Let me see... when I moved here I had 11 years left on my mortgage and would have been 8 now. I increased the mortgage term to 25 years (but hope to pay it off in 20)

So if I achieve my overpayment goal I will have added 9 years to my mortgage term by the time it is paid off. To me as it's not lost money but extra money in equity. Of course that comes with the risks of home ownership as a single person so you have to think carefully of the pros and cons. And also I guess you could be investing the extra money saved in mortgage payments and come out better if you're good at choosing investments!

TheHouseILiveIn · 29/09/2021 21:35

I think the ages your kids are at is the age that a lot of people upsize and extend their mortgage to climb up the ladder. Doesn't it make you sick that if you had a partner to share the burden your monetary situation wouldn't change but you'd be in a nicer house? Then again, you'd probably go for an even nicer house and be in exactly the situation you are in now!

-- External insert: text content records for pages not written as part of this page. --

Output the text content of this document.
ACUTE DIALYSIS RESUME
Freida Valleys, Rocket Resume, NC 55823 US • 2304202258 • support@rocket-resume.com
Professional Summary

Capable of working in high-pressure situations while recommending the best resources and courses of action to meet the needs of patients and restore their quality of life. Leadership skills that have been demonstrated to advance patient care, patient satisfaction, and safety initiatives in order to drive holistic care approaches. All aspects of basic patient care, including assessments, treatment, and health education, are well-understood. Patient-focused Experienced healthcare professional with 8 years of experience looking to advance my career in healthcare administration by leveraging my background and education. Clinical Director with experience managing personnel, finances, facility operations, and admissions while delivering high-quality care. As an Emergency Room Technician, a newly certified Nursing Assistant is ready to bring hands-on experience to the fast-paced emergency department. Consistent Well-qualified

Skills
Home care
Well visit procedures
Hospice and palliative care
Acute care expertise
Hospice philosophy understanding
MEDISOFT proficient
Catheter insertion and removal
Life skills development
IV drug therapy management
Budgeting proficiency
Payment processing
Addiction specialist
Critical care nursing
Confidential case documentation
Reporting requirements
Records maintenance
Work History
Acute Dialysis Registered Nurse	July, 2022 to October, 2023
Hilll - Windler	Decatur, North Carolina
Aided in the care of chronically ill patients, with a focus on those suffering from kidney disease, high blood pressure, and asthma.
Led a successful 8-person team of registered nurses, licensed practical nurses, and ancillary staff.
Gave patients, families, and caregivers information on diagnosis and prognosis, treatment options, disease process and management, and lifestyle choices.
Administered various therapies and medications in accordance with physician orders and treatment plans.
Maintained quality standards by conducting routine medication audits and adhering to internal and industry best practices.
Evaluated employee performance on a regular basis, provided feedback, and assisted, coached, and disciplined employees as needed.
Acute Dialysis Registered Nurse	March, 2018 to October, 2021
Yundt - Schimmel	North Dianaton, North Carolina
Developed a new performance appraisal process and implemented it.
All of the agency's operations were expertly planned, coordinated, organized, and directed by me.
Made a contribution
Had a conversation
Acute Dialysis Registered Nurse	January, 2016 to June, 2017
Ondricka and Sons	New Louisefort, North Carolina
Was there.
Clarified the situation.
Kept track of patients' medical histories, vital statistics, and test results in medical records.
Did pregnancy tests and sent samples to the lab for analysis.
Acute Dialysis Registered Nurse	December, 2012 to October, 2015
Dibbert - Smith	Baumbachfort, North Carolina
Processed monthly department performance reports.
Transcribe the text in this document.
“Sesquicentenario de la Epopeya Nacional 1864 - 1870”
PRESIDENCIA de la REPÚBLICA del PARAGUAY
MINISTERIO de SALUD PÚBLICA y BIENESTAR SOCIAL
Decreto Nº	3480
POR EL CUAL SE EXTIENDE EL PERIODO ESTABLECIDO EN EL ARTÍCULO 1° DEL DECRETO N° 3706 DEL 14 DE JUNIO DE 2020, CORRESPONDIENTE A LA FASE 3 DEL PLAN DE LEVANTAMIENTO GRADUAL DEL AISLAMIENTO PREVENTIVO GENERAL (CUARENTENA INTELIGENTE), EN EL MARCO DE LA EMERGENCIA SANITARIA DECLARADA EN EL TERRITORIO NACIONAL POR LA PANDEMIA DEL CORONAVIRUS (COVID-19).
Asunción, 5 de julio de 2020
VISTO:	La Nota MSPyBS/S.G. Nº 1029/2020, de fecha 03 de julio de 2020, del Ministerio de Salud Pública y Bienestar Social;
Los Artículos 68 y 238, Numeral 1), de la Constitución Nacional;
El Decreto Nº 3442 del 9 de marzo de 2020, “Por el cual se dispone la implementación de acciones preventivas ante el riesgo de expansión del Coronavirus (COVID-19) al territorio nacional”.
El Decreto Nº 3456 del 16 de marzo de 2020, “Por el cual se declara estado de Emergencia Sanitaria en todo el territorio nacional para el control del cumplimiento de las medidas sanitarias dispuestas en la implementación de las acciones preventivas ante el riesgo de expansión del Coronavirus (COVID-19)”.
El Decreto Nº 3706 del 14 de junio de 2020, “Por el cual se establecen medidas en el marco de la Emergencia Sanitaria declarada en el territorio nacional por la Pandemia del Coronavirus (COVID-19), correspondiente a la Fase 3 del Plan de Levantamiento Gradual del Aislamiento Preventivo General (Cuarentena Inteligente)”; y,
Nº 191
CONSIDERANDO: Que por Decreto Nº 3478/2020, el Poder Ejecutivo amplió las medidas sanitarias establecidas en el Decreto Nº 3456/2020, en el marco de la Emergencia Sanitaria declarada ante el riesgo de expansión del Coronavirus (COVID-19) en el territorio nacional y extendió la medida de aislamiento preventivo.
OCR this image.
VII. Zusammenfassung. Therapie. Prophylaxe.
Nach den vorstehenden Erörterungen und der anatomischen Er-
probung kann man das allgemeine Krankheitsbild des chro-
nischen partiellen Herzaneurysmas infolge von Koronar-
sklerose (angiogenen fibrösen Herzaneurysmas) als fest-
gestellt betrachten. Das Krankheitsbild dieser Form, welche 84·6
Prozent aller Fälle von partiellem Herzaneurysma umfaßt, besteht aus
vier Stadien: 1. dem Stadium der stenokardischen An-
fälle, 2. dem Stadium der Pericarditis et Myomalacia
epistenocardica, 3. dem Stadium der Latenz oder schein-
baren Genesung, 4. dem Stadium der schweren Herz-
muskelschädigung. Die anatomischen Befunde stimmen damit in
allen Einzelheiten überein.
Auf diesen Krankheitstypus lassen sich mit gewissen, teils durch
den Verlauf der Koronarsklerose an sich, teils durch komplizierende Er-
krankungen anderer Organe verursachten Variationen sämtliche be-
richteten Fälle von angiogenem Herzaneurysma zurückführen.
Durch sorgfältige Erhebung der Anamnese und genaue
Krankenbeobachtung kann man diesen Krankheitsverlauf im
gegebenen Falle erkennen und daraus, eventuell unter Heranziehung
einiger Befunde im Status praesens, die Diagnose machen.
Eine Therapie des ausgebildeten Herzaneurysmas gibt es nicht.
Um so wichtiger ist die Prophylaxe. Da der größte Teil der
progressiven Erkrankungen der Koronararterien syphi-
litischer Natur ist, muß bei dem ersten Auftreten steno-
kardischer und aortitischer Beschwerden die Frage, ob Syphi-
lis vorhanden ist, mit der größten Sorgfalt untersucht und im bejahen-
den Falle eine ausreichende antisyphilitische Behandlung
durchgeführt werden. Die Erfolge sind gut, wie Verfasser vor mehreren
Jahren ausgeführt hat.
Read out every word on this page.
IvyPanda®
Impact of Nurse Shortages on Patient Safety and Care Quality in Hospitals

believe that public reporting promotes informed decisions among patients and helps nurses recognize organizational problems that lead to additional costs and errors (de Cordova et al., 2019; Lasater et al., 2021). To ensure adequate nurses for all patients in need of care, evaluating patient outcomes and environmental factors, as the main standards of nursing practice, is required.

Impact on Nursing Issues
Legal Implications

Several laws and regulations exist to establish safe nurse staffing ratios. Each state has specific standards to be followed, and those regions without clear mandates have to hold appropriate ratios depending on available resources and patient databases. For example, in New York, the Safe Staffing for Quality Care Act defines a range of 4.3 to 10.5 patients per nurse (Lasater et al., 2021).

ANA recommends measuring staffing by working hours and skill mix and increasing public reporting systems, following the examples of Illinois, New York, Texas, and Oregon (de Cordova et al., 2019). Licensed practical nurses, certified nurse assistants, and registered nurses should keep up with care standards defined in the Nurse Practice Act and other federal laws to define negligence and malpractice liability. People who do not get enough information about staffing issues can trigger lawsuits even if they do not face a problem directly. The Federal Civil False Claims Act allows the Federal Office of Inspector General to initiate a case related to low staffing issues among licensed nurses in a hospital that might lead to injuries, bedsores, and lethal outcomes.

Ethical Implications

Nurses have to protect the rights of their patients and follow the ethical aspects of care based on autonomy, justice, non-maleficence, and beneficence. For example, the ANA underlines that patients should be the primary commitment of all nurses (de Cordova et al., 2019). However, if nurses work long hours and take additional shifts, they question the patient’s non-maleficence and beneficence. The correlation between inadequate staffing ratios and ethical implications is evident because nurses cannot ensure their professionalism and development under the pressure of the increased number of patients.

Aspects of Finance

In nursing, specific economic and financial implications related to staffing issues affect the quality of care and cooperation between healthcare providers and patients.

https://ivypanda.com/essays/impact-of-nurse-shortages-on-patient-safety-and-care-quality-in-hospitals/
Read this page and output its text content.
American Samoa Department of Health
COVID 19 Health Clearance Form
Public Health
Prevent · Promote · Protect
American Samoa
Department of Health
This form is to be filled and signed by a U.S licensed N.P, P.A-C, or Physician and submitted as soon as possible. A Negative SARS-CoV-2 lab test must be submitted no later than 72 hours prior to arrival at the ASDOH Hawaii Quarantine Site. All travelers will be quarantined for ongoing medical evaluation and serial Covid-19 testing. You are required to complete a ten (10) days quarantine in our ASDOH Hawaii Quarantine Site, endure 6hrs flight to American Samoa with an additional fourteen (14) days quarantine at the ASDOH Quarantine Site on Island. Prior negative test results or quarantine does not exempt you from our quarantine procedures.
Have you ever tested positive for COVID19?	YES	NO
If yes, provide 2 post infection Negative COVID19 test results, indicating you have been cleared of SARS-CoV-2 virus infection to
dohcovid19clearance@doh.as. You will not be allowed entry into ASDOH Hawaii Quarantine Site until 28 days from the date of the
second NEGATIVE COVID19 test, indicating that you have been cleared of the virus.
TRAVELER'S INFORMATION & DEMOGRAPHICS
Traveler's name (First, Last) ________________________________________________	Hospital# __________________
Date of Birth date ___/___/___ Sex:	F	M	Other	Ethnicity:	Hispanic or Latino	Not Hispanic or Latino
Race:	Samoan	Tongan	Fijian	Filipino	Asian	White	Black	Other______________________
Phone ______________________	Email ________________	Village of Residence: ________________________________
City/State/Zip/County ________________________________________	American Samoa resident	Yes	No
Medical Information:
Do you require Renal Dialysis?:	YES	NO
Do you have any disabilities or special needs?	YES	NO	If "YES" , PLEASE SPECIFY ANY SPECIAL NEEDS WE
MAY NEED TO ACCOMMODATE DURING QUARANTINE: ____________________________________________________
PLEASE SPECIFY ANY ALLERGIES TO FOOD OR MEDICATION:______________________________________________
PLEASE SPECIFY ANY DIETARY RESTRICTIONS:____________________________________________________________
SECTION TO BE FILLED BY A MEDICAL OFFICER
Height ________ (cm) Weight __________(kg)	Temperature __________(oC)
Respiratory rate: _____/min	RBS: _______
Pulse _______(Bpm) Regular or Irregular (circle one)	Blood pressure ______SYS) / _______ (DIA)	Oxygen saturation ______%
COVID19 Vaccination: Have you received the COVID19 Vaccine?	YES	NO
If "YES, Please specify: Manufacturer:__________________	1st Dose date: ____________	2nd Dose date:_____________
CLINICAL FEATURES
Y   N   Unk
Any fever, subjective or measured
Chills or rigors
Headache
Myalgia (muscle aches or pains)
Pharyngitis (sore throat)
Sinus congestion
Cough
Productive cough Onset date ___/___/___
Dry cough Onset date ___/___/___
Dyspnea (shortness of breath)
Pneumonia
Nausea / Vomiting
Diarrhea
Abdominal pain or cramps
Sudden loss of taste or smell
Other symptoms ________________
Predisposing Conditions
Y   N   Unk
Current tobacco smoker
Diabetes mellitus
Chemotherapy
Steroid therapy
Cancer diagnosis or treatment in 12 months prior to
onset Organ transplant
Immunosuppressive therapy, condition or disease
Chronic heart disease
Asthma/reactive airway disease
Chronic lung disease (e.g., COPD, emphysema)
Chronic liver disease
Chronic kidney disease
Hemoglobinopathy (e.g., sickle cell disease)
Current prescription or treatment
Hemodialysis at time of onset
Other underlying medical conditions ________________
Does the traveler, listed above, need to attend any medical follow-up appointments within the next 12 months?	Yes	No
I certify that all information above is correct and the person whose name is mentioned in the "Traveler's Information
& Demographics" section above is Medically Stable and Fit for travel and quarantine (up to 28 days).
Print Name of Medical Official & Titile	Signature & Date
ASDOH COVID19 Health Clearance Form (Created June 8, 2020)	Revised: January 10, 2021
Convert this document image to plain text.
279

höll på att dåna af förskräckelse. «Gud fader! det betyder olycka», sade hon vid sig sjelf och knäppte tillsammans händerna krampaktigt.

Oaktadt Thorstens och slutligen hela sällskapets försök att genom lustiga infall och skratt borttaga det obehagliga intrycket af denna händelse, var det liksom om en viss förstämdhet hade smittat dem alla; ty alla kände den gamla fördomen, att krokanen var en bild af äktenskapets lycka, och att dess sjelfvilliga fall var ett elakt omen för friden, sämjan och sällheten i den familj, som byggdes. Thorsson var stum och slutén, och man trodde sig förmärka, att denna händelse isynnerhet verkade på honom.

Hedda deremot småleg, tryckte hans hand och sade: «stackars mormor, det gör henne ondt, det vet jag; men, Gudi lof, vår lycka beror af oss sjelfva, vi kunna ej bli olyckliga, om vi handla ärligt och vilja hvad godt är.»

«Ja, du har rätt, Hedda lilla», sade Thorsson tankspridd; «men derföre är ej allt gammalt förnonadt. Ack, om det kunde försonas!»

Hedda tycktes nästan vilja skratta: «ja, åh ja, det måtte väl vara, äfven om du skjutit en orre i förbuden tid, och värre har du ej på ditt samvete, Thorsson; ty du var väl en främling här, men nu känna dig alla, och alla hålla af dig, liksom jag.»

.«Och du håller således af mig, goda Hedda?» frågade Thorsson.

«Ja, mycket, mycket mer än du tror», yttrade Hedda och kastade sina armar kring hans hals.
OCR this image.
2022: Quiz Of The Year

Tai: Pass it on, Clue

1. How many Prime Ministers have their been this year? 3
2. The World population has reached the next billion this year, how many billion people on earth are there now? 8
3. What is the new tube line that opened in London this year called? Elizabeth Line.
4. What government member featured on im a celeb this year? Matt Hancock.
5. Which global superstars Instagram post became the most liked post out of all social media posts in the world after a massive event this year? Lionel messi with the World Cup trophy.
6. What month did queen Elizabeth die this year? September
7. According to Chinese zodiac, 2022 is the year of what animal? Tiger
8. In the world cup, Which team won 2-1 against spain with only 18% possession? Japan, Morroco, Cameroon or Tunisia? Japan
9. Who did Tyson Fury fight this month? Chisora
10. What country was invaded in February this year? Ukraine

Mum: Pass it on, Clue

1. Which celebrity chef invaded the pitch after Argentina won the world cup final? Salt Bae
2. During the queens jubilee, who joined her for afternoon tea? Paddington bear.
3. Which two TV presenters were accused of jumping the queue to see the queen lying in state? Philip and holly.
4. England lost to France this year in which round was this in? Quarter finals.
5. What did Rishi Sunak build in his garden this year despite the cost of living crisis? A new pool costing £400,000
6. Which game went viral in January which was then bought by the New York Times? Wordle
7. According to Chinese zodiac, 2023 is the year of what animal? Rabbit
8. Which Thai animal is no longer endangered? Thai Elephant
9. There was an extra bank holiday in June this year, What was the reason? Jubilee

oreo2020 · 30/09/2021 10:46

For the record I am early 40s. And just got a call to say that everyone in my chain is ready to exchange, and please set a completion date.
It made my stomach literally churn. It is happening.. and I'd be a prick to pull out now Confused

OP posts:
oreo2020 · 30/09/2021 12:36

@TinyTroubleMaker have you made your decision?

OP posts:
Starseeking · 30/09/2021 21:10

@oreo2020

For the record I am early 40s. And just got a call to say that everyone in my chain is ready to exchange, and please set a completion date. It made my stomach literally churn. It is happening.. and I'd be a prick to pull out now Confused

If you genuinely don't want to go ahead, and feel the only reason you can't pull out is 'the chain', I'd pull the plug. You have to consider how living somewhere you don't want to be may affect your mental health; 25 years is a long time to be feeling regretful if you never move from there!